Saturday, January 30, 2021

Paula Mendoza, Play For Time

 

Someone No One Everyone Anyone

and I put all this blood in, but things just get sticky
No one’s a mess anyone

wants to pick up after, so I marched my ass down
to the shack that flashed

LIVE MODELS in red and asked if they needed
someone good with light.

Everyone was bronzed
and someone was covered in glitter.

“Here,” I said, “hold
that glow

lower” and motioned to someone
who shone a weird green

light so high
the shadows made everyone’s eyes onstage look

like pulsing suckholes.
Limbs in that angle

seem tentacled with darknesses.
I tsked, “That’s no way to shine a body.”
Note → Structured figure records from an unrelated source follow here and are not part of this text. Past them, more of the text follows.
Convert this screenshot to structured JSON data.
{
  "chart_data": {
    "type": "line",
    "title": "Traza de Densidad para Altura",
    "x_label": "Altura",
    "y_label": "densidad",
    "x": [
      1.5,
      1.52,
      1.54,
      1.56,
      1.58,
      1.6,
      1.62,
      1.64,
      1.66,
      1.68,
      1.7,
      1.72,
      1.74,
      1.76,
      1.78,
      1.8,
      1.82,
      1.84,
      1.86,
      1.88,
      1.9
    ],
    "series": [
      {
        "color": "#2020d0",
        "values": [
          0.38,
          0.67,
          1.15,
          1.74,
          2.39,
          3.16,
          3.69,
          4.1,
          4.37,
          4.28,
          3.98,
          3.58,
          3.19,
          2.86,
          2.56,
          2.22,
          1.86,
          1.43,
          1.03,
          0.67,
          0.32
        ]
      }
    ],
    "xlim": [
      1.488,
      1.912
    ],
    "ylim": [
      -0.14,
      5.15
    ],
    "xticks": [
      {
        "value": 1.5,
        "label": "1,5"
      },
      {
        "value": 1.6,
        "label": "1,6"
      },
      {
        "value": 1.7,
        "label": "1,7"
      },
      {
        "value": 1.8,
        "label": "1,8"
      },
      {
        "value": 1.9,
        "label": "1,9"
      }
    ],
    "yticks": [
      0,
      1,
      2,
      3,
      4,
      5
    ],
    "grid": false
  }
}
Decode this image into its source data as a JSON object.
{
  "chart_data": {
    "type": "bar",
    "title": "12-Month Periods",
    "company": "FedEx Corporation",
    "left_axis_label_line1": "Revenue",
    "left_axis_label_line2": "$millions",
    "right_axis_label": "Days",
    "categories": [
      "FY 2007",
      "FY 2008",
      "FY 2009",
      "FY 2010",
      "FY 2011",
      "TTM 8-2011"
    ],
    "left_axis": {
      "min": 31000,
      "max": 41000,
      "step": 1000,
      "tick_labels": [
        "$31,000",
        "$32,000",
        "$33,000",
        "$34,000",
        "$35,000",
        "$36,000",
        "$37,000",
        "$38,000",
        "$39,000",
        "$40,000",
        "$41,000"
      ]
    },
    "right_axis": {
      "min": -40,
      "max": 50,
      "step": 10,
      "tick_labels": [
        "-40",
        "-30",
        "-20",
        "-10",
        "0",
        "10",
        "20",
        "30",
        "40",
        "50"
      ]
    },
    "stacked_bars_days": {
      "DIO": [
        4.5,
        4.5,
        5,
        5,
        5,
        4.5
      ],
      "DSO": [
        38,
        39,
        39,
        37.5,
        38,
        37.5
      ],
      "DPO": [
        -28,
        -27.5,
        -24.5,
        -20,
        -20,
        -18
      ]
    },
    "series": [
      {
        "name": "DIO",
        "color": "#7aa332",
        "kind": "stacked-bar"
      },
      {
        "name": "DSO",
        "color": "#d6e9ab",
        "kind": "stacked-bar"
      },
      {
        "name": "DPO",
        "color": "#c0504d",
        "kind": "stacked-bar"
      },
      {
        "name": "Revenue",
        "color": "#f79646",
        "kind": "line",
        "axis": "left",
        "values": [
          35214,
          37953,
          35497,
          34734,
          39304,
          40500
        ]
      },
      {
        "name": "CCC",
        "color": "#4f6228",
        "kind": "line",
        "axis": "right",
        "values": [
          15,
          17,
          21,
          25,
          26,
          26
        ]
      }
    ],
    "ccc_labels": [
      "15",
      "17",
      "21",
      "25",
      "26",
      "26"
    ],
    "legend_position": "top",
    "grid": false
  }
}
Selected by Vijay Seshadri as the winner of the 2019 Gaudy Boy Poetry Book Prize is Salt Lake City, Utah-based poet Paula Mendoza’s full-length debut, Play For Time (New York NY: Gaudy Boy, LLC, 2020). According to the notes at the back of the collection, the Gaudy Boy Book Prize “brings literary works by authors of Asian heritage to the attention of an American audience. Established in 2018 as the imprint of the New York City-based literary nonprofit Singapore Unbound, we publish poetry, fiction, and literary non-fiction.” Previous winners of the Gaudy Boy Poetry Book Prize include Autobiography of Horse by Jennifer Sang Eun Park and The Experiments of the Tropics by Lawrence Lacambra Ypil, with winners of the Gaudy Boy Fiction Prize including The Foley Artist by Ricco Villanueva Siasoco, and Malay Sketches, by Alfian Sa’at.

The short poems that make up Play for Time reveal themselves slowly across a broad lyric, organized together as a loose-suite of poems of exploration, and beginning. “My theory stiffens your discipline. / Slavishly,” Mendoza writes, as part of “Dehelixing Adora: A Colonial Kantá,” “this thought pulverizes love // into something I can breathe. / I can’t breathe.” Mendoza’s poems are full of teeth, of body; animalistic fierceness and the sea, the shore; the flood waters up against the land. Her poems are lyrically narrative and very physical, writing on the purge, colonialism and reclamation. “Because these daughters of mine,” she writes, to end the poem “Lucy, Again,” “risen from the dead white / myth, expect dinner on the table. And meat is meat is meat.”